Immunodynamics Group, Laboratory of Integrative Cancer Immunology, Center for Cancer Research, National Cancer Institute, Bethesda, MD, USA.
Department of Physics, McGill University, Montréal, Québec, Canada.
Science. 2022 May 20;376(6595):880-884. doi: 10.1126/science.abl5311. Epub 2022 May 19.

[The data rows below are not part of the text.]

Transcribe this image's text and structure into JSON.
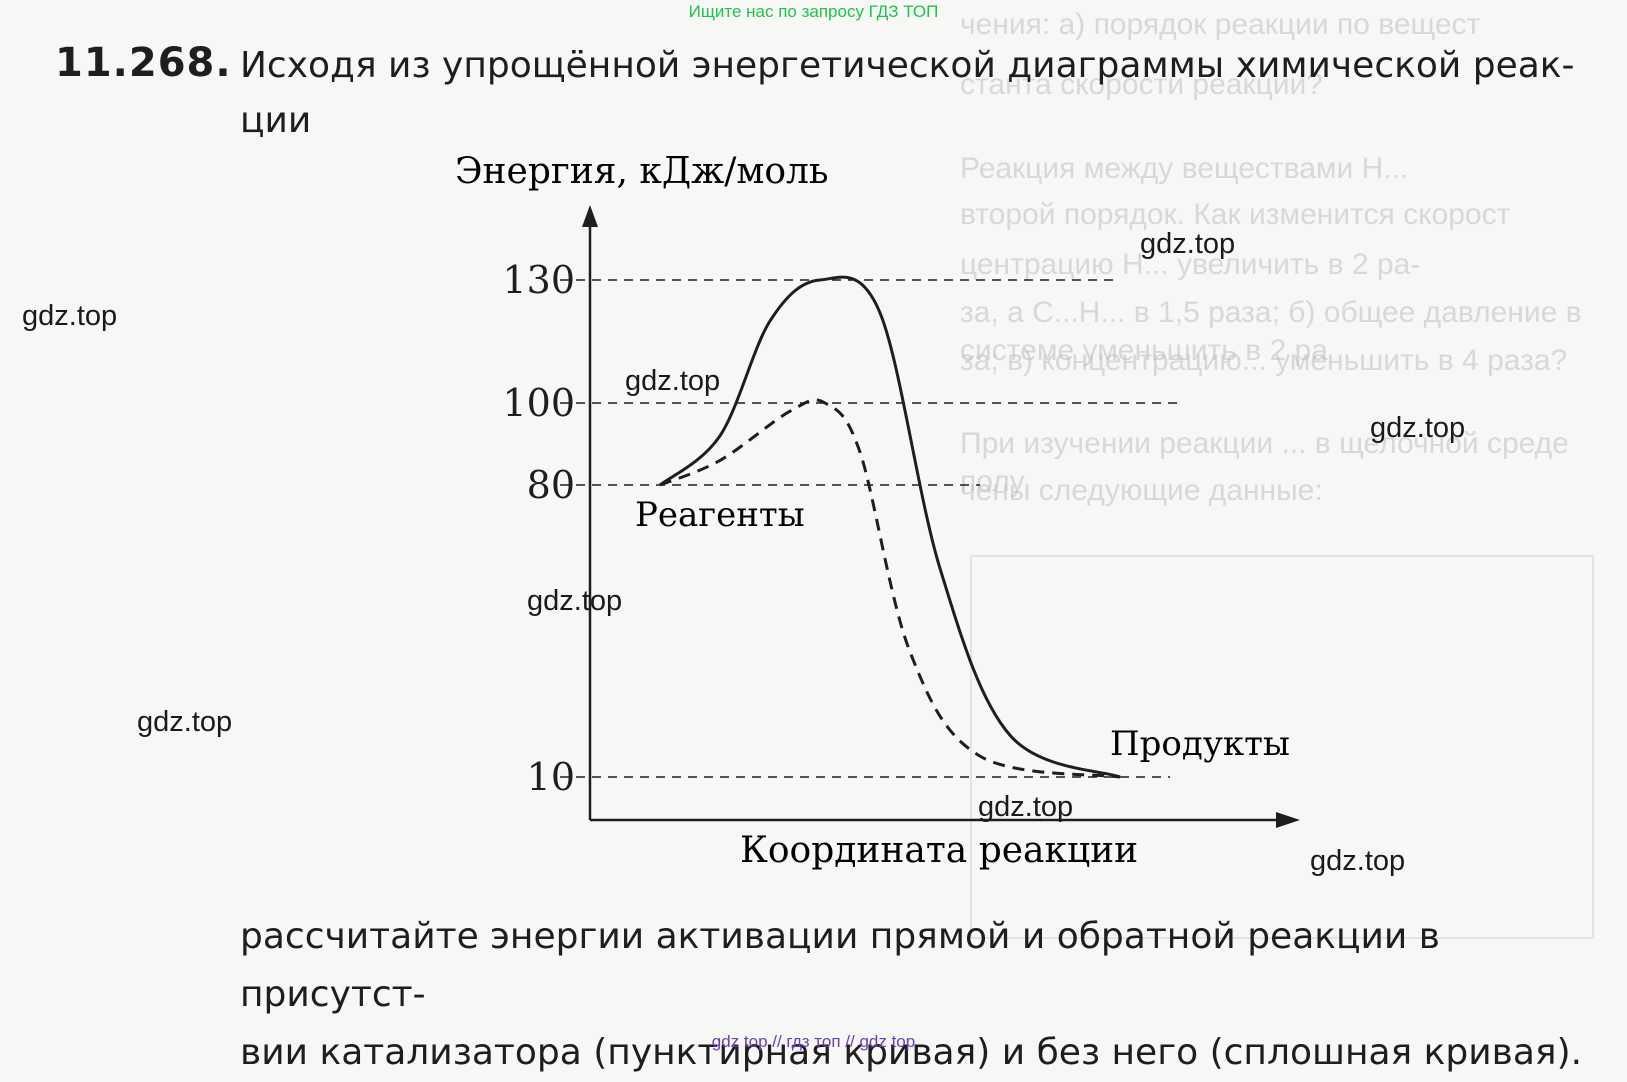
{
  "banner": "Ищите нас по запросу ГДЗ ТОП",
  "problem": {
    "number": "11.268.",
    "text_line1": "Исходя из упрощённой энергетической диаграммы химической реак-",
    "text_line2": "ции",
    "text_line3": "рассчитайте энергии активации прямой и обратной реакции в присутст-",
    "text_line4": "вии катализатора (пунктирная кривая) и без него (сплошная кривая)."
  },
  "watermarks": [
    "gdz.top",
    "gdz.top",
    "gdz.top",
    "gdz.top",
    "gdz.top",
    "gdz.top",
    "gdz.top",
    "gdz.top"
  ],
  "footer": "gdz top  //  гдз топ  //  gdz top",
  "ghost_lines": [
    "чения: а) порядок реакции по вещест",
    "станта скорости реакции?",
    "Реакция между веществами H...",
    "второй порядок. Как изменится скорост",
    "центрацию H... увеличить в 2 ра-",
    "за, а C...H... в 1,5 раза; б) общее давление в системе уменьшить в 2 ра",
    "за; в) концентрацию... уменьшить в 4 раза?",
    "При изучении реакции ... в щелочной среде полу",
    "чены следующие данные:"
  ],
  "chart_data": {
    "type": "line",
    "title": "",
    "ylabel": "Энергия, кДж/моль",
    "xlabel": "Координата реакции",
    "y_ticks": [
      "130",
      "100",
      "80",
      "10"
    ],
    "y_tick_values": [
      130,
      100,
      80,
      10
    ],
    "annotations": {
      "reactants": "Реагенты",
      "products": "Продукты"
    },
    "levels": {
      "reactants": 80,
      "peak_uncatalyzed": 130,
      "peak_catalyzed": 100,
      "products": 10
    },
    "series": [
      {
        "style": "solid",
        "values": [
          80,
          92,
          120,
          130,
          122,
          60,
          20,
          10
        ]
      },
      {
        "style": "dashed",
        "values": [
          80,
          86,
          98,
          100,
          88,
          40,
          15,
          10
        ]
      }
    ],
    "colors": {
      "curve": "#1e1e1e",
      "axis": "#1e1e1e"
    }
  }
}
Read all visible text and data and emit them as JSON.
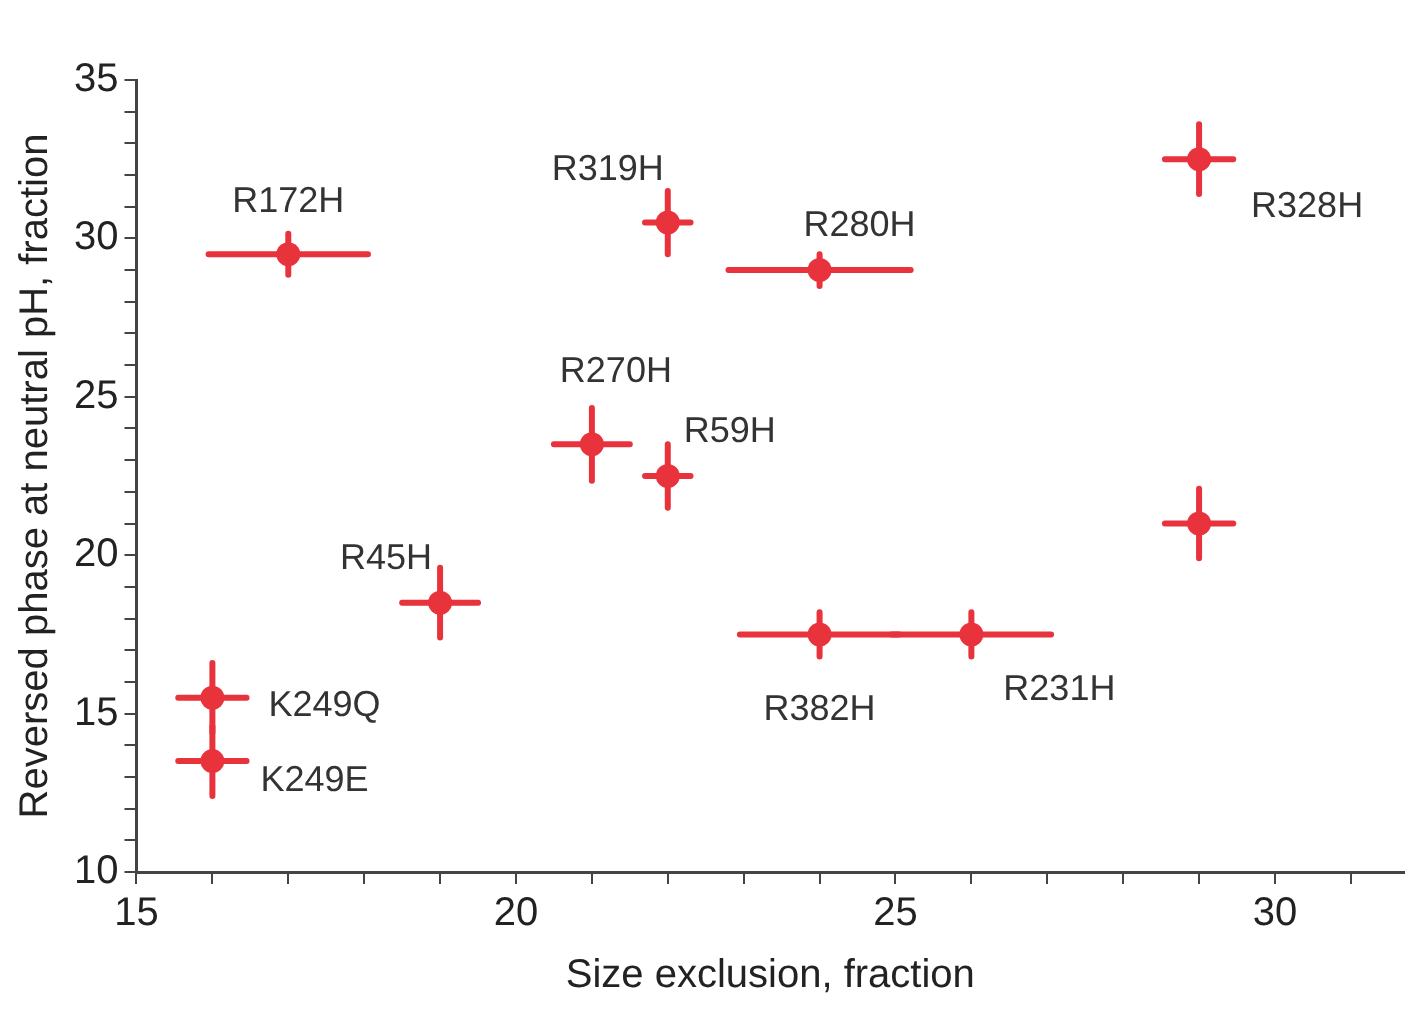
{
  "chart_data": {
    "type": "scatter",
    "xlabel": "Size exclusion, fraction",
    "ylabel": "Reversed phase at neutral pH, fraction",
    "x": [
      17,
      22,
      24,
      29,
      21,
      22,
      29,
      19,
      24,
      26,
      16,
      16
    ],
    "values": [
      29.5,
      30.5,
      29,
      32.5,
      23.5,
      22.5,
      21,
      18.5,
      17.5,
      17.5,
      15.5,
      13.5
    ],
    "xerrors": [
      1.05,
      0.3,
      1.2,
      0.45,
      0.5,
      0.3,
      0.45,
      0.5,
      1.05,
      1.05,
      0.45,
      0.45
    ],
    "errors": [
      0.65,
      1,
      0.5,
      1.1,
      1.15,
      1,
      1.1,
      1.1,
      0.7,
      0.7,
      1.1,
      1.1
    ],
    "color": "#e8323c",
    "marker": "circle",
    "grid": false,
    "legend": false,
    "xlim": [
      15,
      31.7
    ],
    "xticks": [
      15,
      {
        "value": 16,
        "label": null
      },
      {
        "value": 17,
        "label": null
      },
      {
        "value": 18,
        "label": null
      },
      {
        "value": 19,
        "label": null
      },
      20,
      {
        "value": 21,
        "label": null
      },
      {
        "value": 22,
        "label": null
      },
      {
        "value": 23,
        "label": null
      },
      {
        "value": 24,
        "label": null
      },
      25,
      {
        "value": 26,
        "label": null
      },
      {
        "value": 27,
        "label": null
      },
      {
        "value": 28,
        "label": null
      },
      {
        "value": 29,
        "label": null
      },
      30,
      {
        "value": 31,
        "label": null
      }
    ],
    "ylim": [
      10,
      35
    ],
    "yticks": [
      10,
      {
        "value": 11,
        "label": null
      },
      {
        "value": 12,
        "label": null
      },
      {
        "value": 13,
        "label": null
      },
      {
        "value": 14,
        "label": null
      },
      15,
      {
        "value": 16,
        "label": null
      },
      {
        "value": 17,
        "label": null
      },
      {
        "value": 18,
        "label": null
      },
      {
        "value": 19,
        "label": null
      },
      20,
      {
        "value": 21,
        "label": null
      },
      {
        "value": 22,
        "label": null
      },
      {
        "value": 23,
        "label": null
      },
      {
        "value": 24,
        "label": null
      },
      25,
      {
        "value": 26,
        "label": null
      },
      {
        "value": 27,
        "label": null
      },
      {
        "value": 28,
        "label": null
      },
      {
        "value": 29,
        "label": null
      },
      30,
      {
        "value": 31,
        "label": null
      },
      {
        "value": 32,
        "label": null
      },
      {
        "value": 33,
        "label": null
      },
      {
        "value": 34,
        "label": null
      },
      35
    ],
    "annotations": [
      {
        "text": "R172H",
        "x": 17,
        "y": 29.5
      },
      {
        "text": "R319H",
        "x": 22,
        "y": 30.5
      },
      {
        "text": "R280H",
        "x": 24,
        "y": 29
      },
      {
        "text": "R328H",
        "x": 29,
        "y": 32.5
      },
      {
        "text": "R270H",
        "x": 21,
        "y": 23.5
      },
      {
        "text": "R59H",
        "x": 22,
        "y": 22.5
      },
      {
        "text": "R45H",
        "x": 19,
        "y": 18.5
      },
      {
        "text": "R382H",
        "x": 24,
        "y": 17.5
      },
      {
        "text": "R231H",
        "x": 26,
        "y": 17.5
      },
      {
        "text": "K249Q",
        "x": 16,
        "y": 15.5
      },
      {
        "text": "K249E",
        "x": 16,
        "y": 13.5
      }
    ]
  }
}
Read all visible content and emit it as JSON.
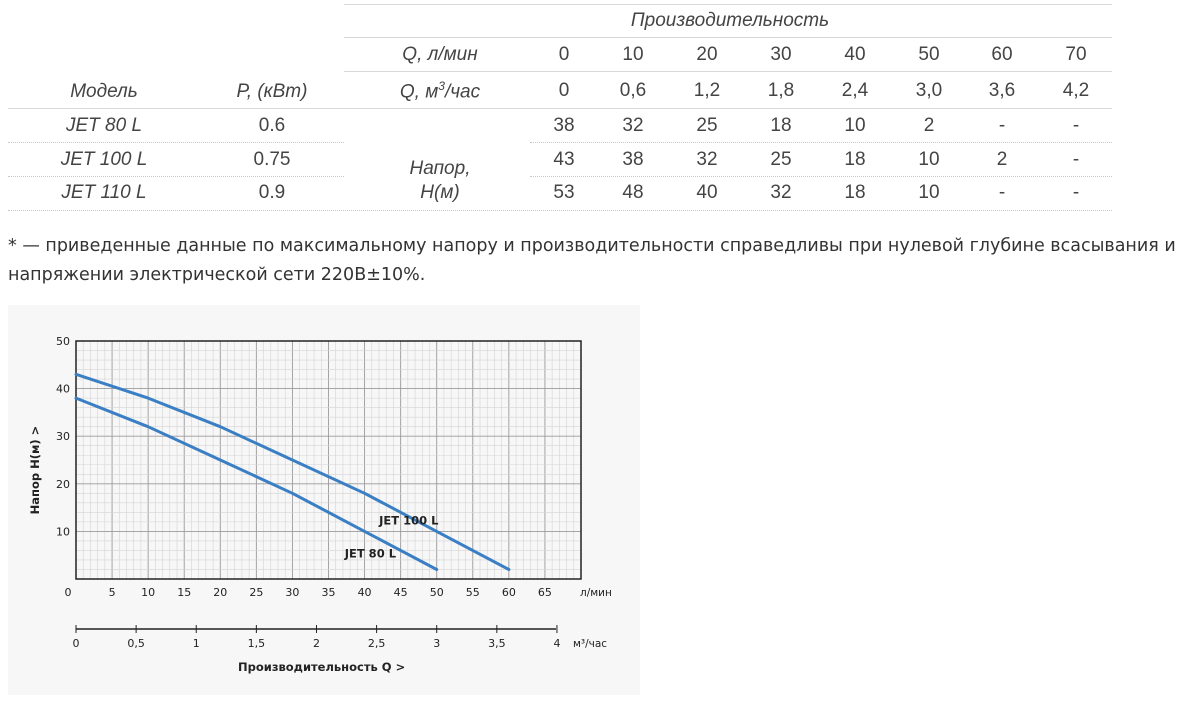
{
  "table": {
    "group_header": "Производительность",
    "model_header": "Модель",
    "power_header": "P, (кВт)",
    "q_lmin_label": "Q, л/мин",
    "q_m3_label_pre": "Q, м",
    "q_m3_sup": "3",
    "q_m3_label_post": "/час",
    "q_lmin": [
      "0",
      "10",
      "20",
      "30",
      "40",
      "50",
      "60",
      "70"
    ],
    "q_m3": [
      "0",
      "0,6",
      "1,2",
      "1,8",
      "2,4",
      "3,0",
      "3,6",
      "4,2"
    ],
    "head_label_1": "Напор,",
    "head_label_2": "Н(м)",
    "rows": [
      {
        "model": "JET 80 L",
        "power": "0.6",
        "values": [
          "38",
          "32",
          "25",
          "18",
          "10",
          "2",
          "-",
          "-"
        ]
      },
      {
        "model": "JET 100 L",
        "power": "0.75",
        "values": [
          "43",
          "38",
          "32",
          "25",
          "18",
          "10",
          "2",
          "-"
        ]
      },
      {
        "model": "JET 110 L",
        "power": "0.9",
        "values": [
          "53",
          "48",
          "40",
          "32",
          "18",
          "10",
          "-",
          "-"
        ]
      }
    ]
  },
  "note": {
    "line1": "* — приведенные данные по максимальному напору и производительности справедливы при нулевой глубине всасывания и",
    "line2": "напряжении электрической сети 220В±10%."
  },
  "chart_data": {
    "type": "line",
    "ylabel": "Напор   Н(м)  >",
    "xlabel": "Производительность Q  >",
    "x_unit": "л/мин",
    "x2_unit": "м³/час",
    "xlim": [
      0,
      70
    ],
    "ylim": [
      0,
      50
    ],
    "x_ticks": [
      "0",
      "5",
      "10",
      "15",
      "20",
      "25",
      "30",
      "35",
      "40",
      "45",
      "50",
      "55",
      "60",
      "65"
    ],
    "x2_ticks": [
      "0",
      "0,5",
      "1",
      "1,5",
      "2",
      "2,5",
      "3",
      "3,5",
      "4"
    ],
    "y_ticks": [
      "10",
      "20",
      "30",
      "40",
      "50"
    ],
    "grid": true,
    "series": [
      {
        "name": "JET 80 L",
        "color": "#3a7fc4",
        "x": [
          0,
          10,
          20,
          30,
          40,
          50
        ],
        "y": [
          38,
          32,
          25,
          18,
          10,
          2
        ]
      },
      {
        "name": "JET 100 L",
        "color": "#3a7fc4",
        "x": [
          0,
          10,
          20,
          30,
          40,
          50,
          60
        ],
        "y": [
          43,
          38,
          32,
          25,
          18,
          10,
          2
        ]
      }
    ]
  }
}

Systems immunology lacks a framework with which to derive theoretical understanding from high-dimensional datasets. We combined a robotic platform with machine learning to experimentally measure and theoretically model CD8 T cell activation. High-dimensional cytokine dynamics could be compressed onto a low-dimensional latent space in an antigen-specific manner (so-called "antigen encoding"). We used antigen encoding to model and reconstruct patterns of T cell immune activation. The model delineated six classes of antigens eliciting distinct T cell responses. We generalized antigen encoding to multiple immune settings, including drug perturbations and activation of chimeric antigen receptor T cells. Such universal antigen encoding for T cell activation may enable further modeling of immune responses and their rational manipulation to optimize immunotherapies.
系统免疫学缺乏一个从高维数据集推导出理论理解的框架。我们结合了机器人平台和机器学习,从实验上测量和理论上建模 CD8 T 细胞激活。高维细胞因子动力学可以以抗原特异性的方式压缩到低维潜在空间(所谓的“抗原编码”)。我们使用抗原编码来建模和重建 T 细胞免疫激活的模式。该模型描绘了六种引发不同 T 细胞反应的抗原类别。我们将抗原编码推广到多种免疫环境中,包括药物干扰和嵌合抗原受体 T 细胞的激活。这种通用的 T 细胞激活抗原编码可能使免疫反应的进一步建模及其合理操纵成为可能,从而优化免疫疗法。